Hayridge Hundred

Feniton is in Hayridge Hundred.

Hayridge hundred was originally known as Silverton Hundred – can’t find when it changed or why it was called Hayridge.

A Hundred is subdivision of a English Shire first noted in the 10th century and survived as a unit of local government until the 19th century. The origin of the name is Anglo Saxon for an area comprising of around 100 geld hides (this was a basic Anglo Saxon land unit for taxation prurposes). The origin is probably Germanic meaning 100 warriors or households. One hundred geld hides approximated to about 12000 acres or 18.75 square miles. The hundreds varied in size and the makeup of the parishes in each hundred continually changed. Each hundred had its own court which met regularly every four weeks until the 13th century by which time local lords had taken them over and they gradually lost importance from the 16th century onwards. The court was made up of Tythingmen from each of the parishes or Tything groups in the hundred. They had responsibility for crimes committed by members and jurisdiction over pleas of debt and trespass. In northern counties the equivalent to a hundred was known as a Wapentake – from the Norse word for the same unit.

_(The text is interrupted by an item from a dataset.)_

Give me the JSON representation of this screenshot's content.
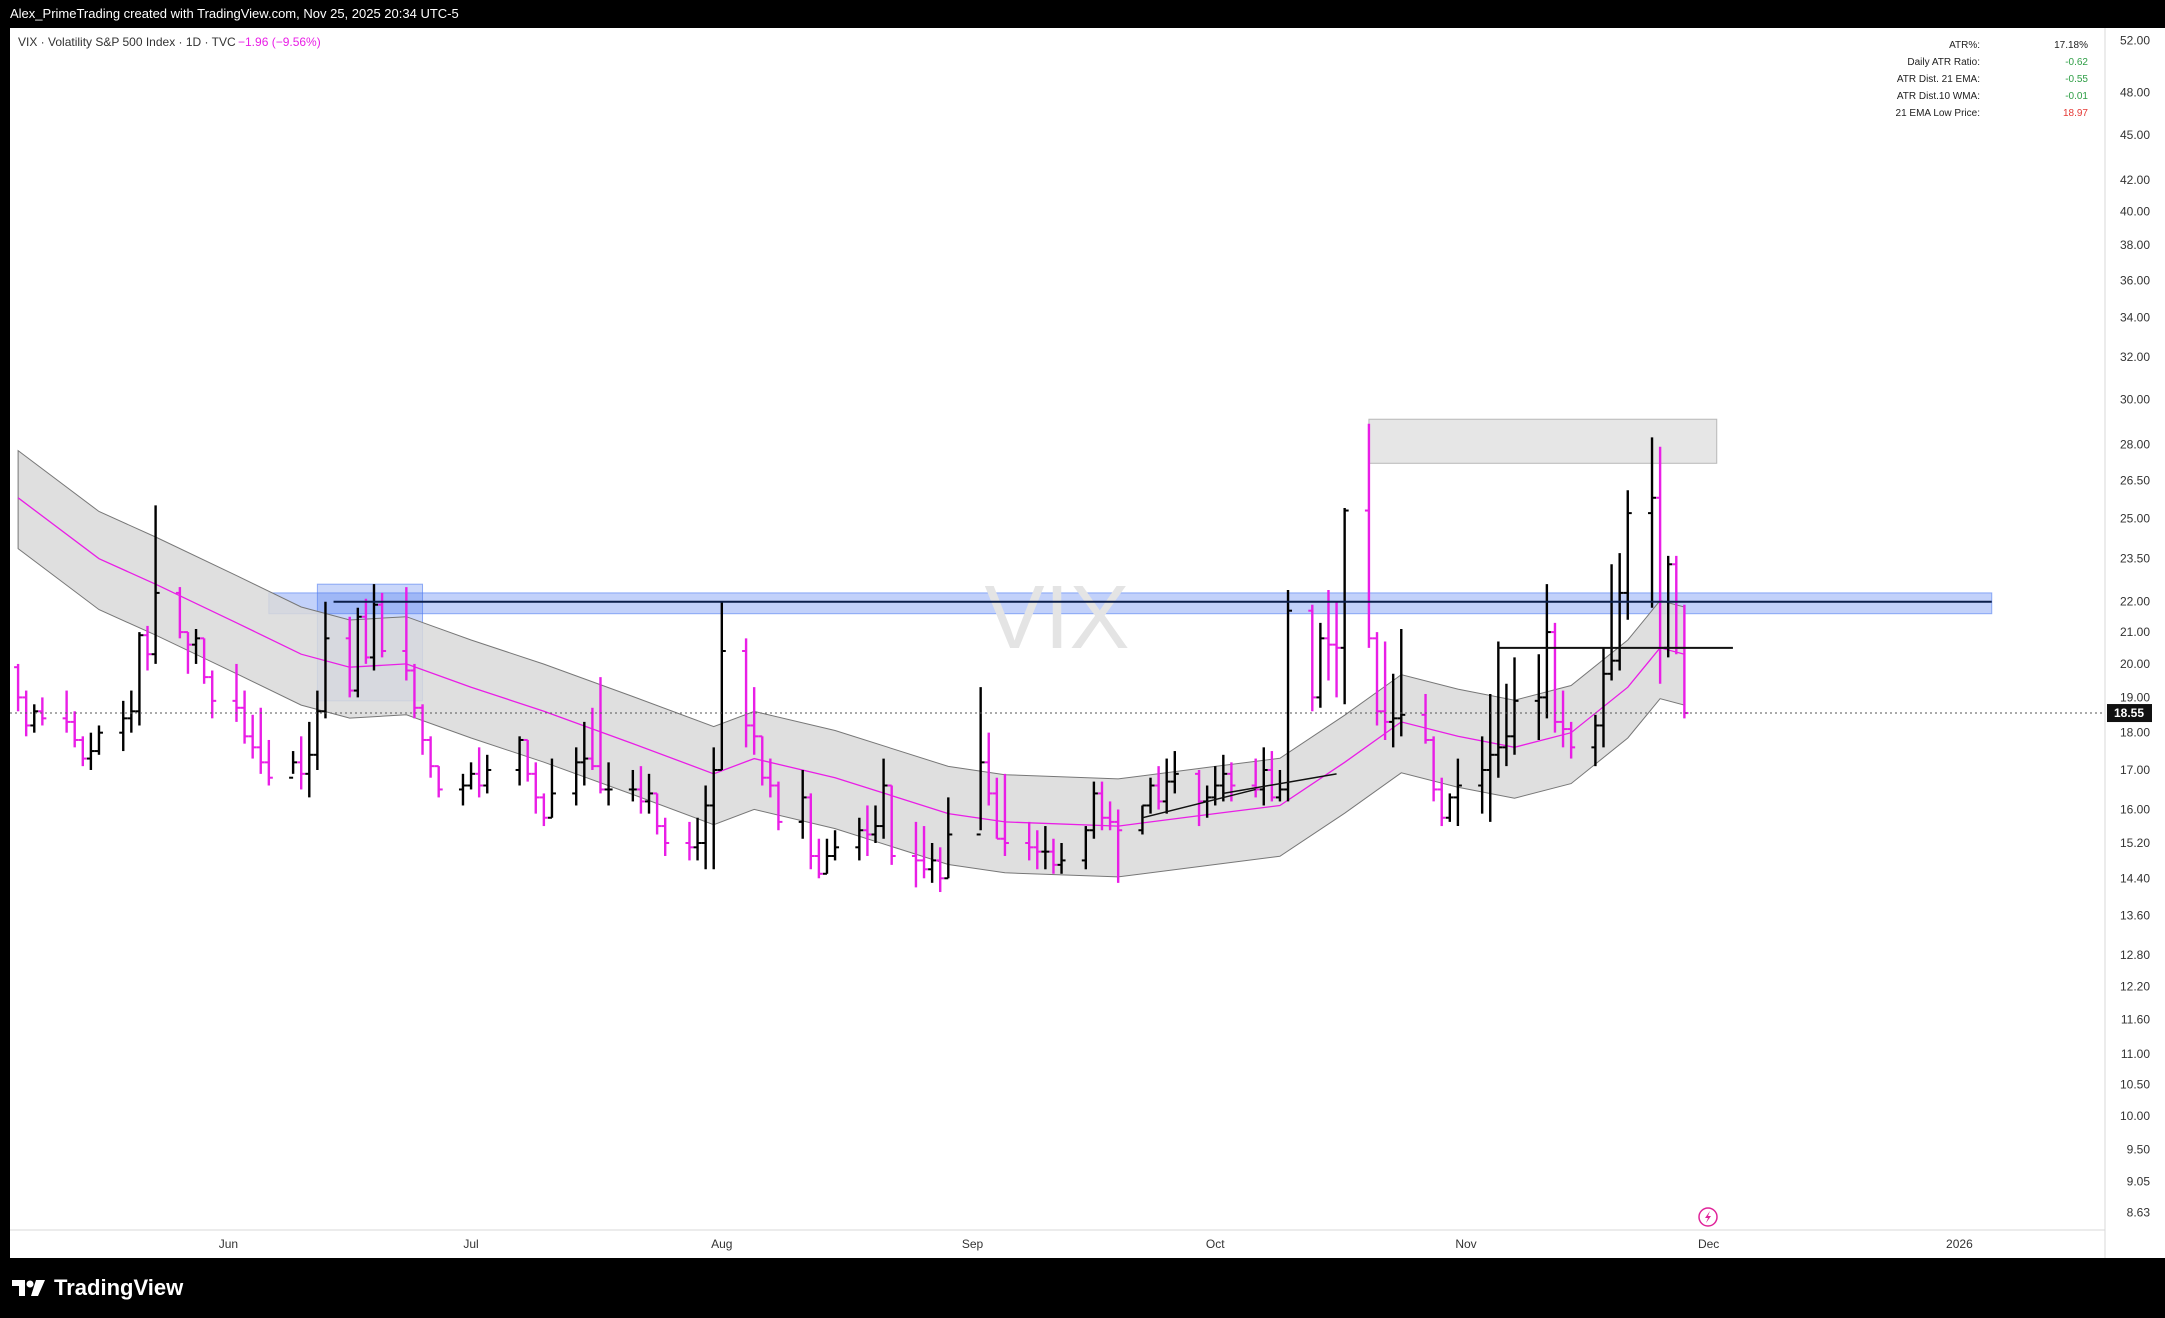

Notes and details of the freeholders and attendees at Hayridge Hundred courts for the 17th and 18th centuries are held in the DRO – some have been transcribed by the Friends of the Record Office and are online. [Geoff]


  1. I too am puzzling over this one. The name changed between the Geldroll of 1084 and two centuries later in the Hundred roll of Edward I.
    More can be found in Reichel, Trans Dev Assoc XLII 1910 online at https://archive.org/details/reportandtransa17artgoog and https://archive.org/details/reportandtransa18artgoog
    There are several puzzling issues with this. It is claimed that the new name is from the hundred courts held at what is now Whoridge farm but this does not appear on a couple of the 18th century maps and is called Stone Farm on the first edition OS map.

    1. Thank you Nick for your comment, and the web links. Very useful.